Mustaine went back to the drawing board again and this time made two inspired choices in Marty Friedman and Nick Menza, both virtuosos of their chosen instruments. What resulted was the best album of their career, a thrash statement that sounds as fresh as it did in 1990, the sound of a band at their peak, a whole five years into their career.

The Songs

Although it’s been said many times before, Mustaine was a different man when he was strung out on drugs. The intensity of his music and songwriting mirrored his addiction, with a rage that made him one of a kind.

The opening bars of ‘Holy Wars, The Punishment Due’ reflect this attitude, the riffs and lyrics scathing, galloping along at a brutish pace. The buildup is monumental; the dueling guitars the stuff legends are made of. What tantalizes the most is the eventual payoff into full fledged thrash. When it finally rears its head it’s so satisfying and heavy that you realize just how few genuine peers Megadeth had back then.

‘Hangar 18’ is equally as thrilling, with some of the wildest and technical guitar work heard in the genre, leading into a final frenzy that all these years later still manages to bewilder with its total ferocity.

The savage nature continues with the crushing blast of ‘Take No Prisoners’ and Mustaine’s cynical take on broken war veterans. The band sounds like some kind of unstoppable machine here, the wall of noise indecipherable once they hit their stride.

The sword and sorcery imagery of ‘Five Magics’ is set to what is surely the definitive galloping riff, putting Iron Maiden to shame with the onslaught. This is heavy metal at its purest and completes one of the more perfect sides of metal ever put to disc.

‘Poison Was The Cure’ is the fastest song of Megadeth’s career, played at a blinding speed that is genuinely impossible to keep up with or headbang to. What’s most impressive is how convincing it sounds, clearly the work of a man on the fringe.

The first track to tone matters down is ‘Lucretia’ which is mid-paced and far less manic, almost a precursor to the future, although still with more intent than their future endeavors.

‘Tornado Of Souls’ musically follows the same path, slightly faster but not thrash also. Melodically its excellent, something Mustaine had mastered the art of and helped separate him from so many derivative second division outfits who could never aspire to this level.

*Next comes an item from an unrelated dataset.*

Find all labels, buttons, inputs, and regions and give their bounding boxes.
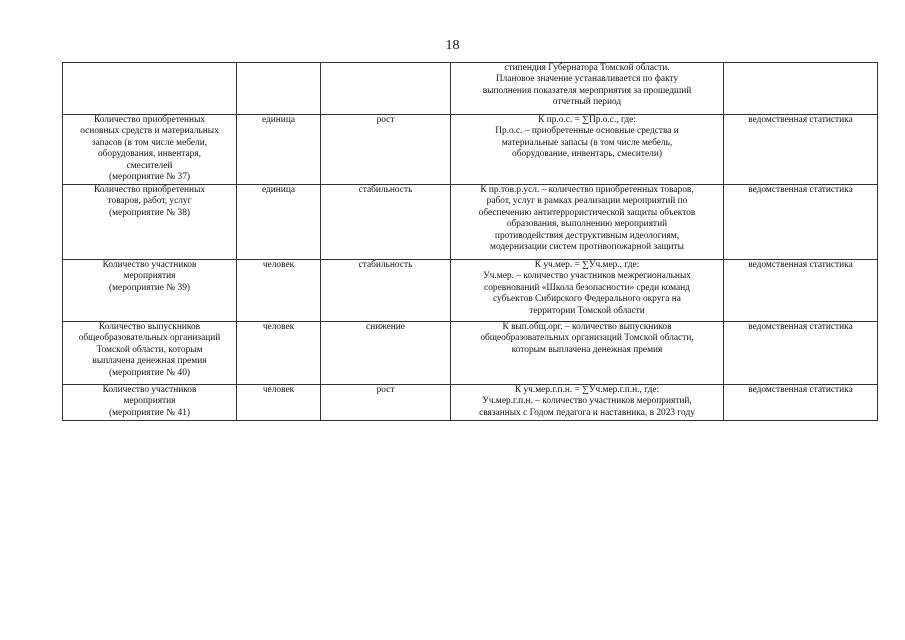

‘Dawn Patrol’ is a short, bass heavy dirge that is an odd detour musically, but keeping in tune with Mustaine singing in a monotone delivery about the Earth’s environmental destruction.

‘Rust in Peace, Polaris’ begins the album as it started, with another well constructed thrash epic, with the guitar assault mixing well with Mustaine’s (then) trademark snarling vocals. The final few minutes end in a shredding climax of riffs and overall heaviness that are in all honesty the last time Megadeth sounded like a real thrash band.

In Summary

This was the album which finally sealed Megadeth’s reputation as a major metal band, delivering on the promise of the 80’s in a convincing way. The acclaim for the album was unanimous, with praise showered on it in a manner reserved for heavyweights like Iron Maiden, Judas Priest or even Metallica.

Sadly it was never built upon and by the time of 1992’s ‘Countdown To Extinction’ Megadeth had slowed things down and followed Metallica‘s direction into more mainstream metal, something they never recovered from. It turned out to be their biggest selling album, but it never once approached the rawness of ‘Rust In Peace’.

By 1994’s ‘Youthanasia’ it was over for good, with the thrash days extinct, replaced by a slickness that once seemed unfathomable. It says something that people still expect Megadeth to produce another ‘Rust In Peace’ even now in their washed up state, instead the public are offered rubbish like ‘Super Collider’ time after time. Mustaine says those people are living in the past.

My retort to that is Megadeth only made four albums that can be classified as thrash, the other ten being half baked melodic metal. He hardly made a vast thrash catalogue, yet that era is the one everyone remembers. And why wouldn’t they? ‘Rust In Peace’ is one of the greatest metal albums of all time and always will be. Something like that will always remain cause for longing for a better time in metal, one that’s certainly never to return.